As for defensive measures, the FBI has convened a foreign-influence task force and coordinated security efforts with tech companies. Intelligence agencies have issued regular updates about what foreign adversaries are planning and why. The Department of Homeland Security has helped fortify state and local defenses against foreign intrusion and done a commendable job of educating the public, even launching a sober-minded “rumor control page” and publishing a disinformation toolkit for election officials.
The private sector has also done its part. Microsoft Corp. has warned about hacking attempts against U.S. political actors and helped to take down a major Russian criminal operation. Both Twitter Inc. and Facebook Inc. revealed last month that they had removed phony accounts linked to Russian intelligence, while cybersecurity companies have been sharing information with the authorities about other hackers targeting the election.

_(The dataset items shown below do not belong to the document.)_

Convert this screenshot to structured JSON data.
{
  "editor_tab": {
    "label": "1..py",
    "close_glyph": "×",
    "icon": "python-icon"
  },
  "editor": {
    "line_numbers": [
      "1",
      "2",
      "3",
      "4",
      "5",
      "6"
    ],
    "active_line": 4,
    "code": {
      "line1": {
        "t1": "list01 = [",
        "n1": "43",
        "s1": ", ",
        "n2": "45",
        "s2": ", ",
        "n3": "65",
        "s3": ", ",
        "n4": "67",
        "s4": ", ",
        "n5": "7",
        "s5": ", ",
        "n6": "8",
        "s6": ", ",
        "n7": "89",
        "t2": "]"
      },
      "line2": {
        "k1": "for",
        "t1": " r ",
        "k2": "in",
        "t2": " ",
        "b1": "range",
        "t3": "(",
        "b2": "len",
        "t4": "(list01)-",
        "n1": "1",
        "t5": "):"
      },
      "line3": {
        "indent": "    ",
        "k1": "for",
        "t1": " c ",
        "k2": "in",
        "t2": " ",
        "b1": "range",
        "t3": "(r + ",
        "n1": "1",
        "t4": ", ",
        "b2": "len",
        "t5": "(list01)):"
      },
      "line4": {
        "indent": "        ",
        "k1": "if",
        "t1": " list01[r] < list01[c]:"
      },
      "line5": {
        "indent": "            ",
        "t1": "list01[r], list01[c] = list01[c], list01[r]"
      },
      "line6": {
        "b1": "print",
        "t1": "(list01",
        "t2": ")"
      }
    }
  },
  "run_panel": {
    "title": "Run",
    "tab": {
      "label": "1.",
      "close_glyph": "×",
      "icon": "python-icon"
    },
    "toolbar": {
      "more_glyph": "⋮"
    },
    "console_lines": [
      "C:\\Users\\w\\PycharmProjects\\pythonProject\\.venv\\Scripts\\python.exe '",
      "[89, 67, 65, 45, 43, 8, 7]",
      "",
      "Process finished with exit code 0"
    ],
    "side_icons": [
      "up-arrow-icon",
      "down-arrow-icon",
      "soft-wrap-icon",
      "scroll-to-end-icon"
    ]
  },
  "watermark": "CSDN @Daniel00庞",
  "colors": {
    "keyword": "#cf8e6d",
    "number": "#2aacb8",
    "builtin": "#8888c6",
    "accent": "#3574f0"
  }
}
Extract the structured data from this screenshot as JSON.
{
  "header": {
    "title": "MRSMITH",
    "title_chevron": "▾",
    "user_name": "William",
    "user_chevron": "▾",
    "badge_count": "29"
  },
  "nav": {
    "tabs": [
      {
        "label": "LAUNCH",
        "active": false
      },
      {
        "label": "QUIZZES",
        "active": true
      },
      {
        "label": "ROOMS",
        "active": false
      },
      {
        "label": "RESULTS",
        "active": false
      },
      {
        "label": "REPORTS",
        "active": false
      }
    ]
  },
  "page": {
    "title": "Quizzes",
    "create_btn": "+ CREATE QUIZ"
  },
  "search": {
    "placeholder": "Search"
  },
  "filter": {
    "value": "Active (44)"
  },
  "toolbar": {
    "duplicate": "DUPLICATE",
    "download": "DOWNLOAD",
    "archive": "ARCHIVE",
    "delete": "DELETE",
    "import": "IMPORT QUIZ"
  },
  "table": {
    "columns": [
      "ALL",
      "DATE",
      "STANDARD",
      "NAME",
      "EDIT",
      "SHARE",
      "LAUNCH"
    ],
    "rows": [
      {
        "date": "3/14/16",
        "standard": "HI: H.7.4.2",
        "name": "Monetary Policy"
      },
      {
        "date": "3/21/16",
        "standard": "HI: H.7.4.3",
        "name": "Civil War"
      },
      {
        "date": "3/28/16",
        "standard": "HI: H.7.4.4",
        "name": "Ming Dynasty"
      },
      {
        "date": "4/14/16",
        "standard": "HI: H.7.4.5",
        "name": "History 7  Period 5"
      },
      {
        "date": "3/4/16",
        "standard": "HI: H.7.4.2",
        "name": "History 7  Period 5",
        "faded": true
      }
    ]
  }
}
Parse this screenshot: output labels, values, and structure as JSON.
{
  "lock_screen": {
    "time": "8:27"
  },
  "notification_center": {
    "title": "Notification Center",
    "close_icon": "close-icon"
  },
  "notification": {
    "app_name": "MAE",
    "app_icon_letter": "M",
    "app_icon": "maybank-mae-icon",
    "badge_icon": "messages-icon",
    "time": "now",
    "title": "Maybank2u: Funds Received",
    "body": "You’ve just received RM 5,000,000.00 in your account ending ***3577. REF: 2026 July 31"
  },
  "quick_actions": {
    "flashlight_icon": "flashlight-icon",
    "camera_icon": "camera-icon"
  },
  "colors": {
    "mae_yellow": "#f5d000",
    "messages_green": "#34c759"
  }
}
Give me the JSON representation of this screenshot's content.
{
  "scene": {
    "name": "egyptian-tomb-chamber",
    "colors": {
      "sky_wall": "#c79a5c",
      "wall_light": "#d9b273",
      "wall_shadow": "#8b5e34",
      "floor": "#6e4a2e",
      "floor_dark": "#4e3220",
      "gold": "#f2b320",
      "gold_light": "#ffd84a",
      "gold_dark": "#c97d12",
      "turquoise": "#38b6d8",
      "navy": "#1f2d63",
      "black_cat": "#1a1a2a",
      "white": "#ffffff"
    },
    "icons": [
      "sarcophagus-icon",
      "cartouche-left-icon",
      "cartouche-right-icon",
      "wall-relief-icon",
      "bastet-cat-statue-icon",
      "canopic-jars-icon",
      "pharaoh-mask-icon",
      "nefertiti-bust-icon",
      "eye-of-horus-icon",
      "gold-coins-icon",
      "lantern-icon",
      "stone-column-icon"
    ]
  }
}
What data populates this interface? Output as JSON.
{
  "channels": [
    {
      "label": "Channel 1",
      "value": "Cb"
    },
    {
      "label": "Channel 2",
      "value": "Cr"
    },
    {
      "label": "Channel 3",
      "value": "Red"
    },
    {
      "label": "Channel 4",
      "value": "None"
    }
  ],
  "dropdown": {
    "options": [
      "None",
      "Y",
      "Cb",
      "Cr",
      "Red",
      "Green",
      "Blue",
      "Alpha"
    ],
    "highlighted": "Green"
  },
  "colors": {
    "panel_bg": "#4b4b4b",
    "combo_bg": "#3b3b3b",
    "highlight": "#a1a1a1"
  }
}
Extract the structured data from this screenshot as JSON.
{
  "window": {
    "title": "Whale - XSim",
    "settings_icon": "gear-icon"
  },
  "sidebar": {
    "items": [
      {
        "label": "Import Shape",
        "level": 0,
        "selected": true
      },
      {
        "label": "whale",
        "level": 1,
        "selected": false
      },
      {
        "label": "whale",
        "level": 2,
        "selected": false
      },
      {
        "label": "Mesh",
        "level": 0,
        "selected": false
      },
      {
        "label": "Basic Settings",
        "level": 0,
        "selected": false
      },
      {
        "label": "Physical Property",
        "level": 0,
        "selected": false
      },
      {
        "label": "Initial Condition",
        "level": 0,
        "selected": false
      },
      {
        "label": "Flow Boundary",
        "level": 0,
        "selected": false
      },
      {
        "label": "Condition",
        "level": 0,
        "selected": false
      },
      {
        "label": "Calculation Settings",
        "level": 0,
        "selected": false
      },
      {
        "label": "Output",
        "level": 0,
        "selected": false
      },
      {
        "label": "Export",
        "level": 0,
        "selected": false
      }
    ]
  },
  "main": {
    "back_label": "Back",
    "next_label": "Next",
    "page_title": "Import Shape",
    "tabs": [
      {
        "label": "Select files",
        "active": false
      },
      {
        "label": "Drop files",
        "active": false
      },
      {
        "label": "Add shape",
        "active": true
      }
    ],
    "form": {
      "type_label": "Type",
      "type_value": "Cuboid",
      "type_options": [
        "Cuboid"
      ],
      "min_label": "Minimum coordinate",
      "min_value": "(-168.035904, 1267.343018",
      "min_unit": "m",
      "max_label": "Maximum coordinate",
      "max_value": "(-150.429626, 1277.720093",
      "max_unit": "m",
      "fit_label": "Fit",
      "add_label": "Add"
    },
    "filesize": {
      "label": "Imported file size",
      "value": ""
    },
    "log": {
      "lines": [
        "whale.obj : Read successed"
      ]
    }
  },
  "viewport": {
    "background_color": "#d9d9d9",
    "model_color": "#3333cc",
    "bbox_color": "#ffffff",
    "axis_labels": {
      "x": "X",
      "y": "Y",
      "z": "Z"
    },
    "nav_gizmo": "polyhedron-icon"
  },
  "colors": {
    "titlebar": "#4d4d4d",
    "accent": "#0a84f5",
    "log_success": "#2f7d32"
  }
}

Of course, all this is in marked contrast to the president himself, who has said next to nothing about election interference publicly. Asked about the topic at the last presidential debate, he instead brought up NATO, submarines and the mayor of Moscow’s wife. His staffers have amended intelligence assessments to downplay the threat and ceased in-person briefings to Congress about it. Even broaching the topic in the White House has reportedly been discouraged. Far from condemning election interference, Trump has in fact solicited it — possibly in violation of federal law — from at least three countries.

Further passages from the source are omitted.